Selling Lessons to Celebrate Father’s Day

How did your dad help you become a better salesperson?

As many countries across the world will celebrate Father’s Day this coming weekend, I felt it best to honor all fathers, father figures, and anyone who showed up in your life to somehow make you better at selling.

Many of you might be thinking, “My dad was not in sales and didn’t teach me anything about selling.”  Maybe he wasn’t even in a business role in his job.  Maybe he was a teacher, a police officer, or some other public service.  And you may think you didn’t learn anything about selling from him.  After all, “What could a stressed-out air traffic controller teach me about sales?”

Maybe a little more than you think.

First, I want you to think beyond selling skills.  Look to your work habits.  Look to your ethics and morals that you live by when treating other people.  Look at how you respond to stress, dysfunctional people, etc.  Think about all the skills, knowledge, and analysis you have to go through to be a good salesperson.  Which of those were either told to you by your dad or modeled day after day in your childhood?  Kids are like Meerkats.  Always watching and observing what parents or siblings are doing.  Somewhere in your childhood, your dad displayed his true self.  He may have said a lot or very little, but it was his actions that taught you his true feelings.

If you were unfortunate and did not have a father in your childhood, then think back to who may have fulfilled that role for you.  Coaches and teachers will often become father figures.  While not in your home life, you must have looked up to someone as a male role model.

The Selling Lesson

Selling includes a lot of aspects.  The old saying, “Everyone is selling something,” is so true.  Everyone is trying to convince someone to do, feel, or become something.  Every employee sold the hiring manager on hiring them.  Then, at least once a year at their annual review, they sell their manager on keeping them on board.  Preachers sell us on how to live a faithful life.  Parents are selling their kids on eating vegetables.  While kids are selling their parents on eating dessert.  The list goes on. 
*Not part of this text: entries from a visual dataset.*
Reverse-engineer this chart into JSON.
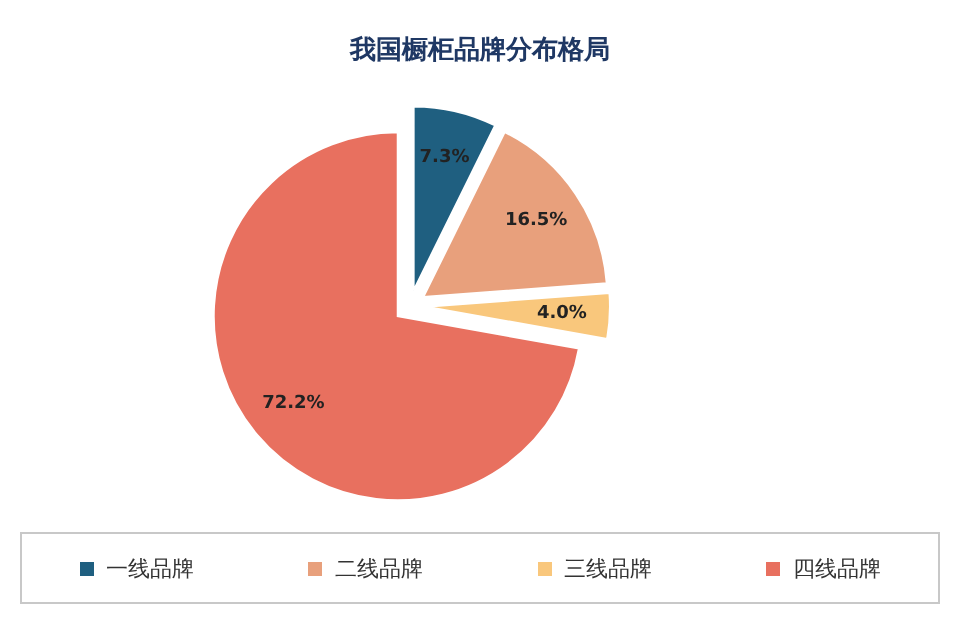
{
  "chart_data": {
    "type": "pie",
    "title": "我国橱柜品牌分布格局",
    "categories": [
      "一线品牌",
      "二线品牌",
      "三线品牌",
      "四线品牌"
    ],
    "values": [
      7.3,
      16.5,
      4.0,
      72.2
    ],
    "colors": [
      "#1f5f80",
      "#e8a07c",
      "#f9c77c",
      "#e8705f"
    ],
    "value_labels": [
      "7.3%",
      "16.5%",
      "4.0%",
      "72.2%"
    ],
    "legend": "bottom"
  }
}
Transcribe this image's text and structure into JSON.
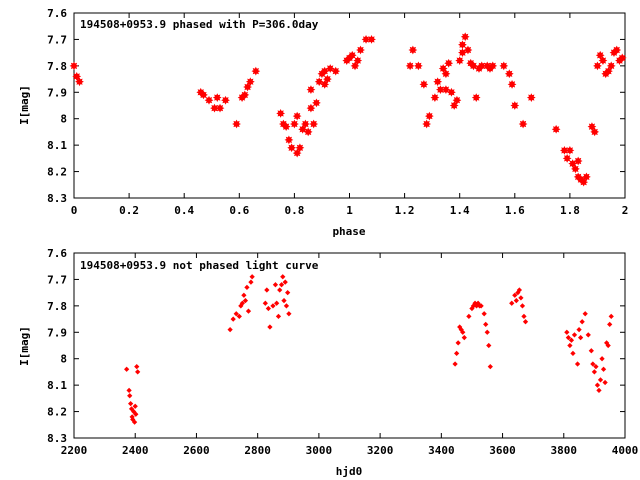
{
  "chart_data": [
    {
      "type": "scatter",
      "title": "194508+0953.9 phased with P=306.0day",
      "xlabel": "phase",
      "ylabel": "I[mag]",
      "xlim": [
        0,
        2
      ],
      "ylim": [
        8.3,
        7.6
      ],
      "y_inverted": true,
      "x_ticks": [
        "0",
        "0.2",
        "0.4",
        "0.6",
        "0.8",
        "1",
        "1.2",
        "1.4",
        "1.6",
        "1.8",
        "2"
      ],
      "x_tick_values": [
        0,
        0.2,
        0.4,
        0.6,
        0.8,
        1.0,
        1.2,
        1.4,
        1.6,
        1.8,
        2.0
      ],
      "y_ticks": [
        "7.6",
        "7.7",
        "7.8",
        "7.9",
        "8",
        "8.1",
        "8.2",
        "8.3"
      ],
      "y_tick_values": [
        7.6,
        7.7,
        7.8,
        7.9,
        8.0,
        8.1,
        8.2,
        8.3
      ],
      "grid": false,
      "marker": "star",
      "color": "#ff0000",
      "points": [
        [
          0.0,
          7.8
        ],
        [
          0.01,
          7.84
        ],
        [
          0.02,
          7.86
        ],
        [
          0.46,
          7.9
        ],
        [
          0.47,
          7.91
        ],
        [
          0.49,
          7.93
        ],
        [
          0.51,
          7.96
        ],
        [
          0.52,
          7.92
        ],
        [
          0.53,
          7.96
        ],
        [
          0.55,
          7.93
        ],
        [
          0.59,
          8.02
        ],
        [
          0.61,
          7.92
        ],
        [
          0.62,
          7.91
        ],
        [
          0.63,
          7.88
        ],
        [
          0.64,
          7.86
        ],
        [
          0.66,
          7.82
        ],
        [
          0.75,
          7.98
        ],
        [
          0.76,
          8.02
        ],
        [
          0.77,
          8.03
        ],
        [
          0.78,
          8.08
        ],
        [
          0.79,
          8.11
        ],
        [
          0.8,
          8.02
        ],
        [
          0.81,
          8.13
        ],
        [
          0.81,
          7.99
        ],
        [
          0.82,
          8.11
        ],
        [
          0.83,
          8.04
        ],
        [
          0.84,
          8.02
        ],
        [
          0.85,
          8.05
        ],
        [
          0.86,
          7.96
        ],
        [
          0.87,
          8.02
        ],
        [
          0.86,
          7.89
        ],
        [
          0.88,
          7.94
        ],
        [
          0.89,
          7.86
        ],
        [
          0.9,
          7.83
        ],
        [
          0.91,
          7.87
        ],
        [
          0.92,
          7.85
        ],
        [
          0.93,
          7.81
        ],
        [
          0.91,
          7.82
        ],
        [
          0.95,
          7.82
        ],
        [
          0.99,
          7.78
        ],
        [
          1.0,
          7.77
        ],
        [
          1.01,
          7.76
        ],
        [
          1.02,
          7.8
        ],
        [
          1.03,
          7.78
        ],
        [
          1.04,
          7.74
        ],
        [
          1.06,
          7.7
        ],
        [
          1.08,
          7.7
        ],
        [
          1.22,
          7.8
        ],
        [
          1.23,
          7.74
        ],
        [
          1.25,
          7.8
        ],
        [
          1.27,
          7.87
        ],
        [
          1.28,
          8.02
        ],
        [
          1.29,
          7.99
        ],
        [
          1.31,
          7.92
        ],
        [
          1.32,
          7.86
        ],
        [
          1.33,
          7.89
        ],
        [
          1.34,
          7.81
        ],
        [
          1.35,
          7.83
        ],
        [
          1.35,
          7.89
        ],
        [
          1.36,
          7.79
        ],
        [
          1.37,
          7.9
        ],
        [
          1.38,
          7.95
        ],
        [
          1.39,
          7.93
        ],
        [
          1.4,
          7.78
        ],
        [
          1.41,
          7.72
        ],
        [
          1.41,
          7.75
        ],
        [
          1.42,
          7.69
        ],
        [
          1.43,
          7.74
        ],
        [
          1.44,
          7.79
        ],
        [
          1.45,
          7.8
        ],
        [
          1.46,
          7.92
        ],
        [
          1.47,
          7.81
        ],
        [
          1.48,
          7.8
        ],
        [
          1.5,
          7.8
        ],
        [
          1.51,
          7.81
        ],
        [
          1.52,
          7.8
        ],
        [
          1.56,
          7.8
        ],
        [
          1.58,
          7.83
        ],
        [
          1.59,
          7.87
        ],
        [
          1.6,
          7.95
        ],
        [
          1.63,
          8.02
        ],
        [
          1.66,
          7.92
        ],
        [
          1.75,
          8.04
        ],
        [
          1.78,
          8.12
        ],
        [
          1.79,
          8.15
        ],
        [
          1.8,
          8.12
        ],
        [
          1.81,
          8.17
        ],
        [
          1.82,
          8.19
        ],
        [
          1.83,
          8.22
        ],
        [
          1.83,
          8.16
        ],
        [
          1.84,
          8.23
        ],
        [
          1.85,
          8.24
        ],
        [
          1.86,
          8.22
        ],
        [
          1.88,
          8.03
        ],
        [
          1.89,
          8.05
        ],
        [
          1.9,
          7.8
        ],
        [
          1.91,
          7.76
        ],
        [
          1.92,
          7.78
        ],
        [
          1.93,
          7.83
        ],
        [
          1.94,
          7.82
        ],
        [
          1.95,
          7.8
        ],
        [
          1.96,
          7.75
        ],
        [
          1.97,
          7.74
        ],
        [
          1.98,
          7.78
        ],
        [
          1.99,
          7.77
        ]
      ]
    },
    {
      "type": "scatter",
      "title": "194508+0953.9 not phased light curve",
      "xlabel": "hjd0",
      "ylabel": "I[mag]",
      "xlim": [
        2200,
        4000
      ],
      "ylim": [
        8.3,
        7.6
      ],
      "y_inverted": true,
      "x_ticks": [
        "2200",
        "2400",
        "2600",
        "2800",
        "3000",
        "3200",
        "3400",
        "3600",
        "3800",
        "4000"
      ],
      "x_tick_values": [
        2200,
        2400,
        2600,
        2800,
        3000,
        3200,
        3400,
        3600,
        3800,
        4000
      ],
      "y_ticks": [
        "7.6",
        "7.7",
        "7.8",
        "7.9",
        "8",
        "8.1",
        "8.2",
        "8.3"
      ],
      "y_tick_values": [
        7.6,
        7.7,
        7.8,
        7.9,
        8.0,
        8.1,
        8.2,
        8.3
      ],
      "grid": false,
      "marker": "diamond",
      "color": "#ff0000",
      "points": [
        [
          2372,
          8.04
        ],
        [
          2380,
          8.12
        ],
        [
          2382,
          8.14
        ],
        [
          2385,
          8.17
        ],
        [
          2388,
          8.19
        ],
        [
          2390,
          8.22
        ],
        [
          2392,
          8.23
        ],
        [
          2395,
          8.2
        ],
        [
          2398,
          8.24
        ],
        [
          2400,
          8.18
        ],
        [
          2402,
          8.21
        ],
        [
          2405,
          8.03
        ],
        [
          2408,
          8.05
        ],
        [
          2710,
          7.89
        ],
        [
          2720,
          7.85
        ],
        [
          2730,
          7.83
        ],
        [
          2740,
          7.84
        ],
        [
          2745,
          7.8
        ],
        [
          2750,
          7.79
        ],
        [
          2755,
          7.76
        ],
        [
          2760,
          7.78
        ],
        [
          2765,
          7.73
        ],
        [
          2770,
          7.82
        ],
        [
          2778,
          7.71
        ],
        [
          2782,
          7.69
        ],
        [
          2825,
          7.79
        ],
        [
          2830,
          7.74
        ],
        [
          2835,
          7.81
        ],
        [
          2840,
          7.88
        ],
        [
          2850,
          7.8
        ],
        [
          2858,
          7.72
        ],
        [
          2862,
          7.79
        ],
        [
          2868,
          7.84
        ],
        [
          2872,
          7.74
        ],
        [
          2878,
          7.72
        ],
        [
          2882,
          7.69
        ],
        [
          2886,
          7.78
        ],
        [
          2890,
          7.71
        ],
        [
          2894,
          7.8
        ],
        [
          2898,
          7.75
        ],
        [
          2902,
          7.83
        ],
        [
          3445,
          8.02
        ],
        [
          3450,
          7.98
        ],
        [
          3455,
          7.94
        ],
        [
          3460,
          7.88
        ],
        [
          3465,
          7.89
        ],
        [
          3470,
          7.9
        ],
        [
          3475,
          7.92
        ],
        [
          3490,
          7.84
        ],
        [
          3500,
          7.81
        ],
        [
          3505,
          7.8
        ],
        [
          3510,
          7.79
        ],
        [
          3515,
          7.8
        ],
        [
          3520,
          7.79
        ],
        [
          3525,
          7.8
        ],
        [
          3530,
          7.8
        ],
        [
          3540,
          7.83
        ],
        [
          3545,
          7.87
        ],
        [
          3550,
          7.9
        ],
        [
          3555,
          7.95
        ],
        [
          3560,
          8.03
        ],
        [
          3630,
          7.79
        ],
        [
          3640,
          7.76
        ],
        [
          3645,
          7.78
        ],
        [
          3650,
          7.75
        ],
        [
          3655,
          7.74
        ],
        [
          3660,
          7.77
        ],
        [
          3665,
          7.8
        ],
        [
          3670,
          7.84
        ],
        [
          3675,
          7.86
        ],
        [
          3810,
          7.9
        ],
        [
          3815,
          7.92
        ],
        [
          3820,
          7.95
        ],
        [
          3825,
          7.93
        ],
        [
          3830,
          7.98
        ],
        [
          3835,
          7.91
        ],
        [
          3845,
          8.02
        ],
        [
          3850,
          7.89
        ],
        [
          3855,
          7.92
        ],
        [
          3860,
          7.86
        ],
        [
          3870,
          7.83
        ],
        [
          3880,
          7.91
        ],
        [
          3890,
          7.97
        ],
        [
          3895,
          8.02
        ],
        [
          3900,
          8.05
        ],
        [
          3905,
          8.03
        ],
        [
          3910,
          8.1
        ],
        [
          3915,
          8.12
        ],
        [
          3920,
          8.08
        ],
        [
          3925,
          8.0
        ],
        [
          3930,
          8.04
        ],
        [
          3935,
          8.09
        ],
        [
          3940,
          7.94
        ],
        [
          3945,
          7.95
        ],
        [
          3950,
          7.87
        ],
        [
          3955,
          7.84
        ]
      ]
    }
  ]
}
So, whether you are in sales or not – whether your dad was in sales or not – whether you had a dad in your home life or not, all of us can learn from him today.  To do that, I want you to answer this question: 

What is the one thing you learned from your dad that helped you be a better salesperson?

My personal answer is an easy one to remember.  My dad, like many others, did not consider himself a salesman.  Quite the opposite.  I don’t think he even liked salespeople.  As a production supervisor in an airplane manufacturing industry, he was very no-nonsense in his approach to work.  However, he accomplished a lot at work and with our family.  Raising six kids through the 50s, 60s, and 70s, he had to be.  There were more ups and downs than I’m sure he cared to remember.  The ups were great.  We had a great family and had a lot of fun.  The downs were many.  Family medical challenges, lay-offs/strikes at work, recession in the 70s, and the fear that at any moment, it could get worse. 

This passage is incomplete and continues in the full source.